In response to audience questions, he said he supports comprehensive immigration reform. “I think we need a full-blown immigration policy,” he said, calling for yearly reevaluation of labor needs in the United States as a basis for how many new residents will be accepted into the country.

“Some years, that means you don’t bring anybody in,” he said.

Capuano said he believes arguments that immigrants to the United States place downward pressure on the job market are false. He said that with an annually adjusted policy, “The argument that immigrants are coming in and taking our jobs” would be harder to make.

Capuano said that policy should be combined with “strong border” policy and a “path to citizenship.”

He said it is unlikely amnesty will be offered to undocumented immigrants in the absence of new immigration policy, and he is not confident that the Obama administration will have an easy time getting one passed next year because it is an election year.

He said he thought the American Relief and Recovery Act was not “big enough or targeted enough,” saying that he would have liked to see tax breaks offered in the bill “tied to the creation of jobs.”

Capuano also said he had pushed for more funding for public infrastructure improvements, partly because that is the fastest way the government can create jobs. “We know how to get a bridge fixed and a subway system expanded,” he said.

With the recession continuing to drag on, “We are not going to create jobs in the private sector alone,” he said.

Capuano has written to Obama urging the president to use $260 billion in available funds from the Troubled Asset Relief Program—funds initially dedicated to bailing out troubled financial institutions—for job creation.

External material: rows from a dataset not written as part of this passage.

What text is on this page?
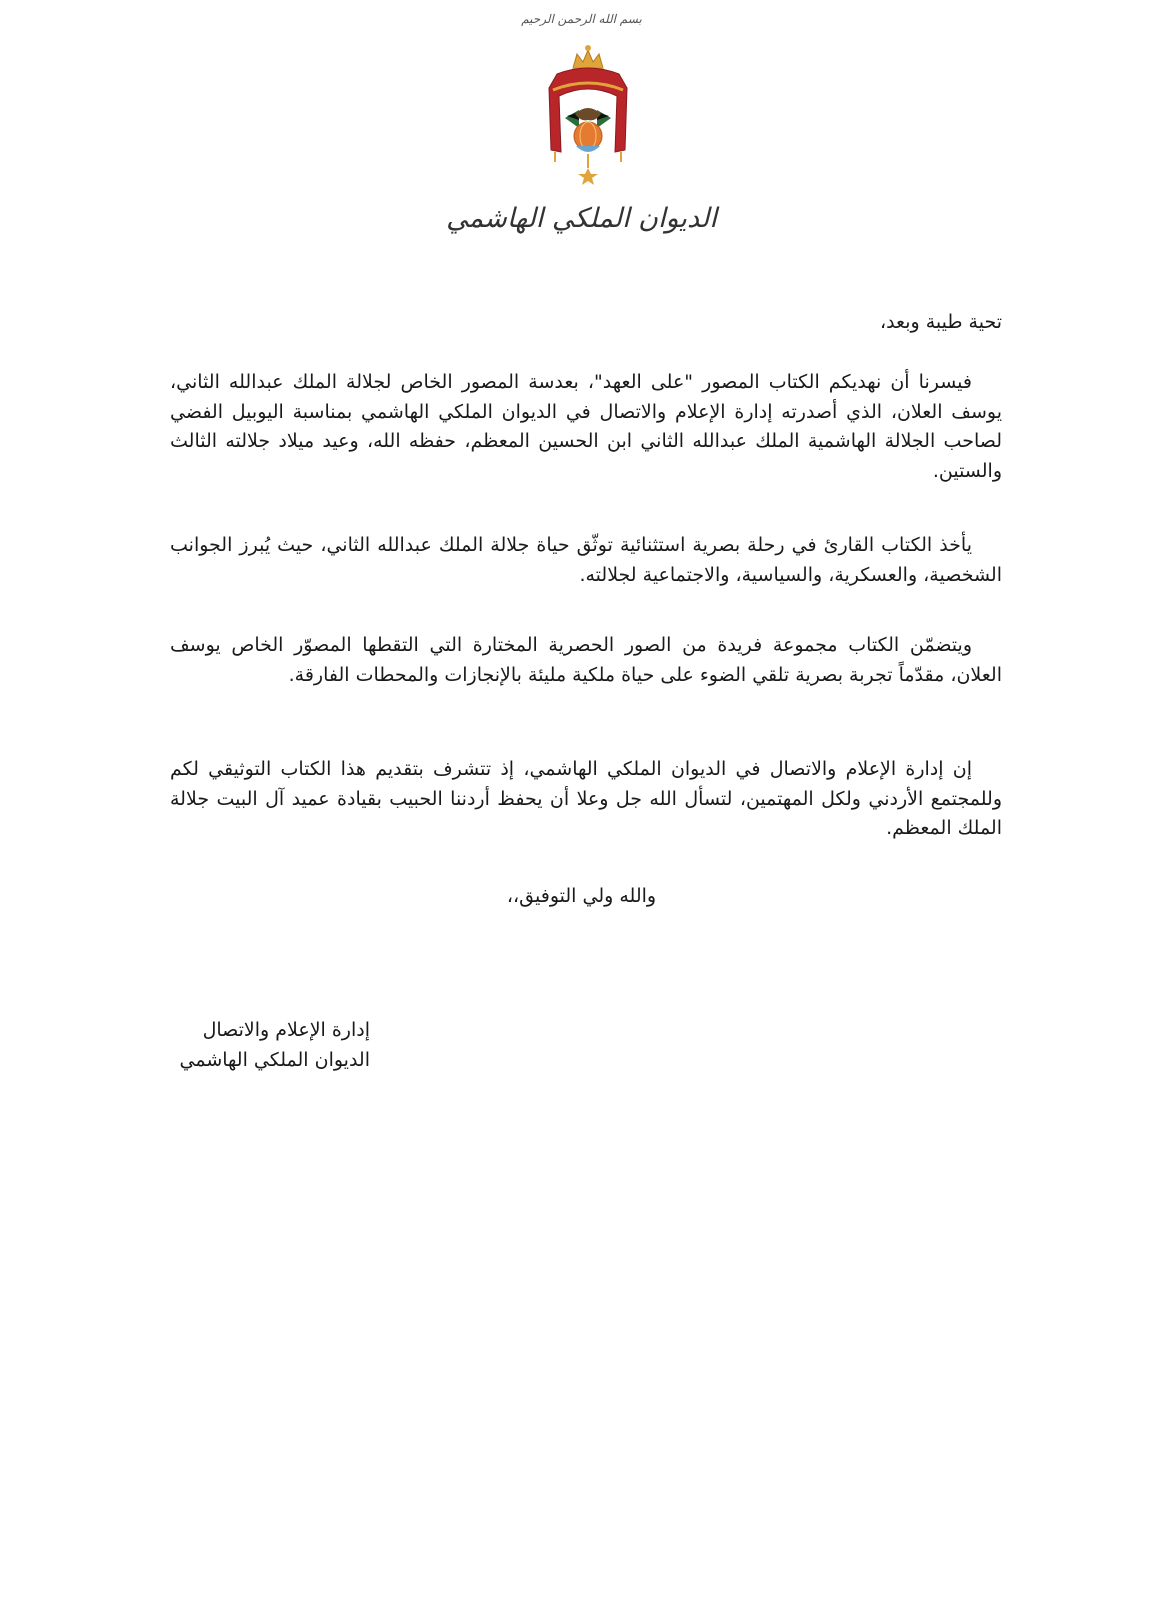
بسم الله الرحمن الرحيم
الديوان الملكي الهاشمي
تحية طيبة وبعد،
فيسرنا أن نهديكم الكتاب المصور "على العهد"، بعدسة المصور الخاص لجلالة الملك عبدالله الثاني، يوسف العلان، الذي أصدرته إدارة الإعلام والاتصال في الديوان الملكي الهاشمي بمناسبة اليوبيل الفضي لصاحب الجلالة الهاشمية الملك عبدالله الثاني ابن الحسين المعظم، حفظه الله، وعيد ميلاد جلالته الثالث والستين.
يأخذ الكتاب القارئ في رحلة بصرية استثنائية توثّق حياة جلالة الملك عبدالله الثاني، حيث يُبرز الجوانب الشخصية، والعسكرية، والسياسية، والاجتماعية لجلالته.
ويتضمّن الكتاب مجموعة فريدة من الصور الحصرية المختارة التي التقطها المصوّر الخاص يوسف العلان، مقدّماً تجربة بصرية تلقي الضوء على حياة ملكية مليئة بالإنجازات والمحطات الفارقة.
إن إدارة الإعلام والاتصال في الديوان الملكي الهاشمي، إذ تتشرف بتقديم هذا الكتاب التوثيقي لكم وللمجتمع الأردني ولكل المهتمين، لتسأل الله جل وعلا أن يحفظ أردننا الحبيب بقيادة عميد آل البيت جلالة الملك المعظم.
والله ولي التوفيق،،
إدارة الإعلام والاتصال
الديوان الملكي الهاشمي
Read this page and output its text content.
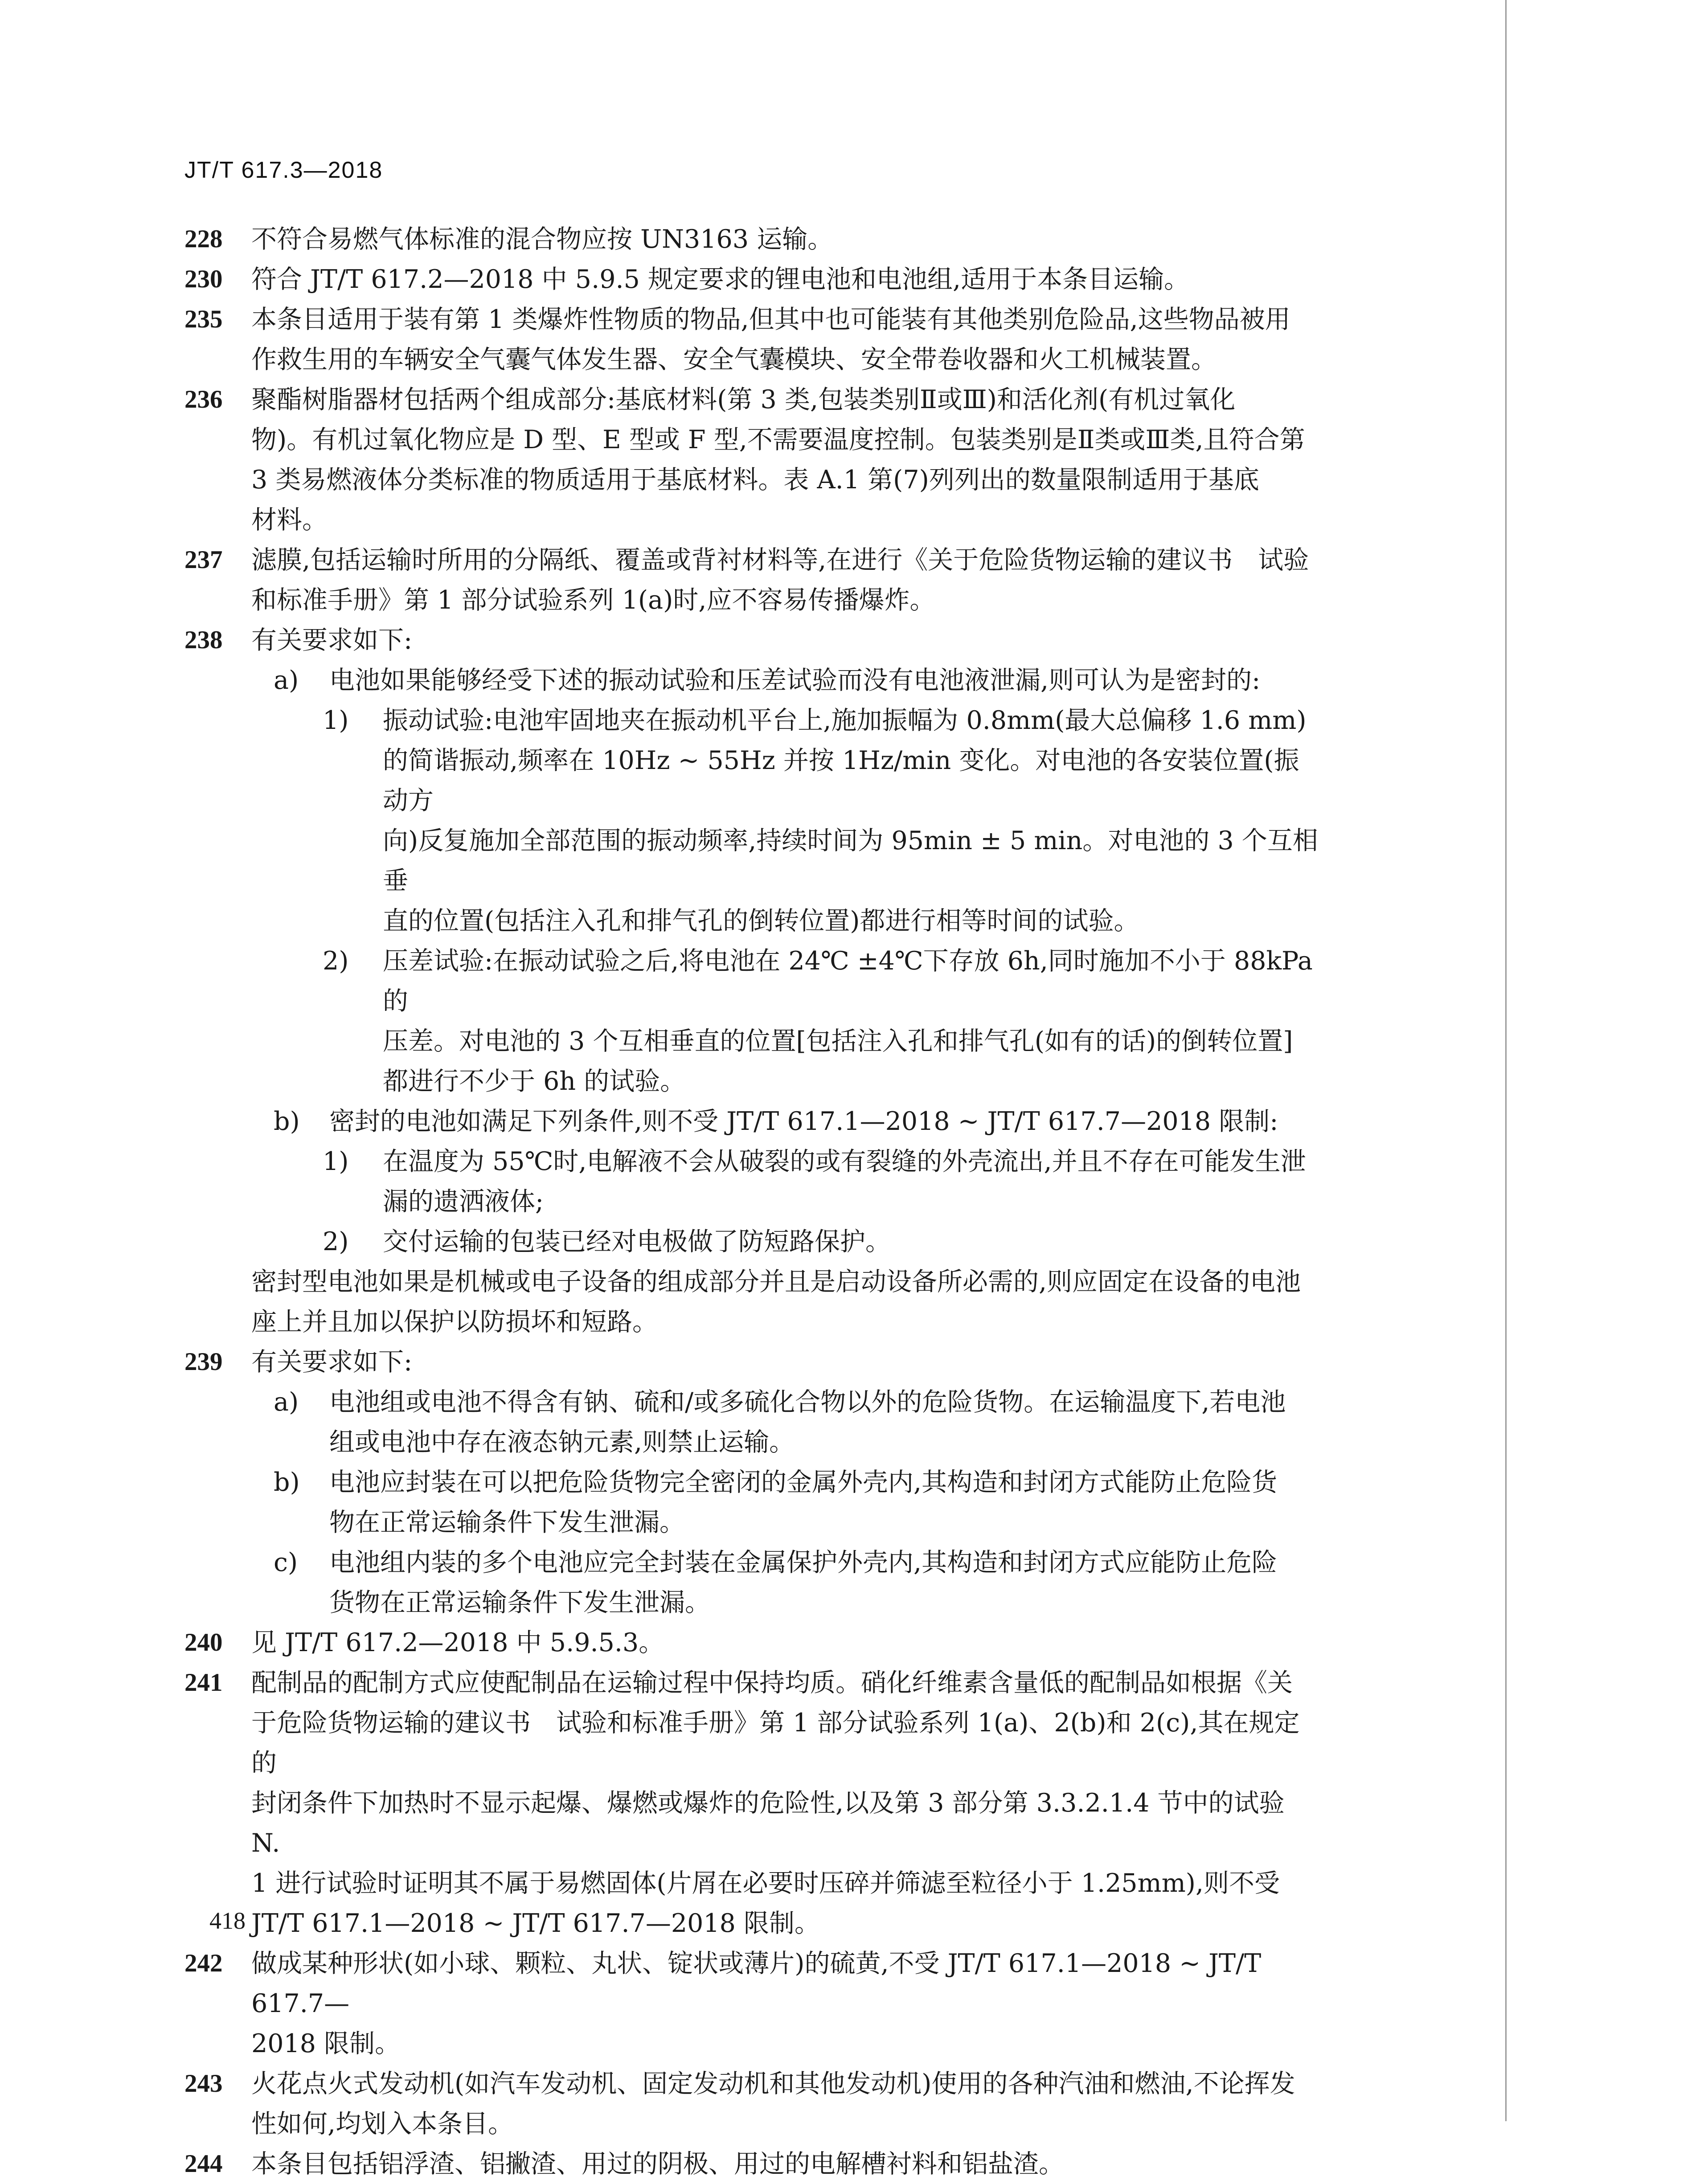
JT/T 617.3—2018
228	不符合易燃气体标准的混合物应按 UN3163 运输。
230	符合 JT/T 617.2—2018 中 5.9.5 规定要求的锂电池和电池组,适用于本条目运输。
235	本条目适用于装有第 1 类爆炸性物质的物品,但其中也可能装有其他类别危险品,这些物品被用
作救生用的车辆安全气囊气体发生器、安全气囊模块、安全带卷收器和火工机械装置。
236	聚酯树脂器材包括两个组成部分:基底材料(第 3 类,包装类别Ⅱ或Ⅲ)和活化剂(有机过氧化
物)。有机过氧化物应是 D 型、E 型或 F 型,不需要温度控制。包装类别是Ⅱ类或Ⅲ类,且符合第
3 类易燃液体分类标准的物质适用于基底材料。表 A.1 第(7)列列出的数量限制适用于基底
材料。
237	滤膜,包括运输时所用的分隔纸、覆盖或背衬材料等,在进行《关于危险货物运输的建议书　试验
和标准手册》第 1 部分试验系列 1(a)时,应不容易传播爆炸。
238	有关要求如下:
a) 电池如果能够经受下述的振动试验和压差试验而没有电池液泄漏,则可认为是密封的:
1) 振动试验:电池牢固地夹在振动机平台上,施加振幅为 0.8mm(最大总偏移 1.6 mm)
的简谐振动,频率在 10Hz ~ 55Hz 并按 1Hz/min 变化。对电池的各安装位置(振动方
向)反复施加全部范围的振动频率,持续时间为 95min ± 5 min。对电池的 3 个互相垂
直的位置(包括注入孔和排气孔的倒转位置)都进行相等时间的试验。
2) 压差试验:在振动试验之后,将电池在 24℃ ±4℃下存放 6h,同时施加不小于 88kPa 的
压差。对电池的 3 个互相垂直的位置[包括注入孔和排气孔(如有的话)的倒转位置]
都进行不少于 6h 的试验。
b) 密封的电池如满足下列条件,则不受 JT/T 617.1—2018 ~ JT/T 617.7—2018 限制:
1) 在温度为 55℃时,电解液不会从破裂的或有裂缝的外壳流出,并且不存在可能发生泄
漏的遗洒液体;
2) 交付运输的包装已经对电极做了防短路保护。
密封型电池如果是机械或电子设备的组成部分并且是启动设备所必需的,则应固定在设备的电池
座上并且加以保护以防损坏和短路。
239	有关要求如下:
a) 电池组或电池不得含有钠、硫和/或多硫化合物以外的危险货物。在运输温度下,若电池
组或电池中存在液态钠元素,则禁止运输。
b) 电池应封装在可以把危险货物完全密闭的金属外壳内,其构造和封闭方式能防止危险货
物在正常运输条件下发生泄漏。
c) 电池组内装的多个电池应完全封装在金属保护外壳内,其构造和封闭方式应能防止危险
货物在正常运输条件下发生泄漏。
240	见 JT/T 617.2—2018 中 5.9.5.3。
241	配制品的配制方式应使配制品在运输过程中保持均质。硝化纤维素含量低的配制品如根据《关
于危险货物运输的建议书　试验和标准手册》第 1 部分试验系列 1(a)、2(b)和 2(c),其在规定的
封闭条件下加热时不显示起爆、爆燃或爆炸的危险性,以及第 3 部分第 3.3.2.1.4 节中的试验 N.
1 进行试验时证明其不属于易燃固体(片屑在必要时压碎并筛滤至粒径小于 1.25mm),则不受
JT/T 617.1—2018 ~ JT/T 617.7—2018 限制。
242	做成某种形状(如小球、颗粒、丸状、锭状或薄片)的硫黄,不受 JT/T 617.1—2018 ~ JT/T 617.7—
2018 限制。
243	火花点火式发动机(如汽车发动机、固定发动机和其他发动机)使用的各种汽油和燃油,不论挥发
性如何,均划入本条目。
244	本条目包括铝浮渣、铝撇渣、用过的阴极、用过的电解槽衬料和铝盐渣。
418
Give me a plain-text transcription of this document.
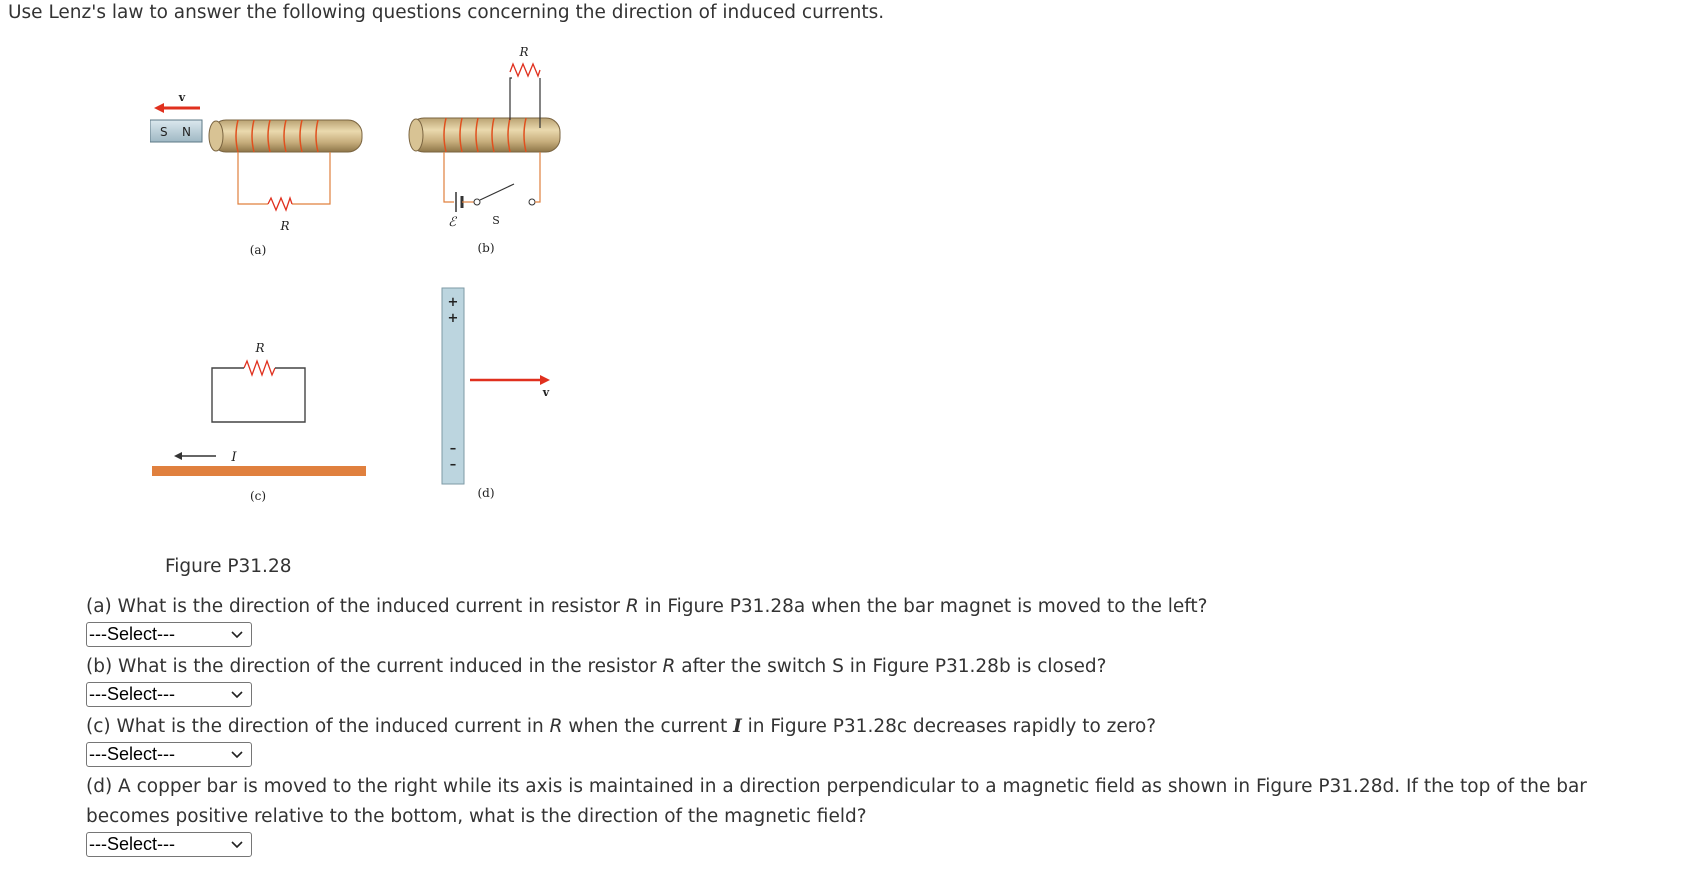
Use Lenz's law to answer the following questions concerning the direction of induced currents.

v
S N
R
(a)
R
ℰ	S
(b)
R
I
(c)
+
+
–
–
v
(d)
Figure P31.28

(a) What is the direction of the induced current in resistor R in Figure P31.28a when the bar magnet is moved to the left?

---Select---

(b) What is the direction of the current induced in the resistor R after the switch S in Figure P31.28b is closed?

---Select---

(c) What is the direction of the induced current in R when the current I in Figure P31.28c decreases rapidly to zero?

---Select---

(d) A copper bar is moved to the right while its axis is maintained in a direction perpendicular to a magnetic field as shown in Figure P31.28d. If the top of the bar

becomes positive relative to the bottom, what is the direction of the magnetic field?

---Select---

Capuano said he believes the President would be able to re-direct those funds without congressional approval.

He said he has consistently voted against and is opposed to the No Child Left Behind Act because of its emphasis on high-stakes testing.

He said he supports the Employee Free Choice Act, which would loosen the rules for shop-votes to join unions by counting individual workers signing up for membership in the union as votes for union representation. He also said he supports strengthening shareholder oversight of corporate boards as one way to improve corporate fiscal responsibility.

Asked about reports that he had missed a lot of votes in the House, Capuano said he had a 98 percent voting record heading into the Senate Primary in September. “I never missed [an important] vote, and I never will, ever,” he said.

Capuano received endorsements from state Reps. Liz Malia and Jeff Sánchez as well as JP’s district City Councilor John Tobin, and newly minted citywide “at large” City Councilor-elect Felix G. Arroyo—all of whom said they have strong, long-standing relationships with the legislator.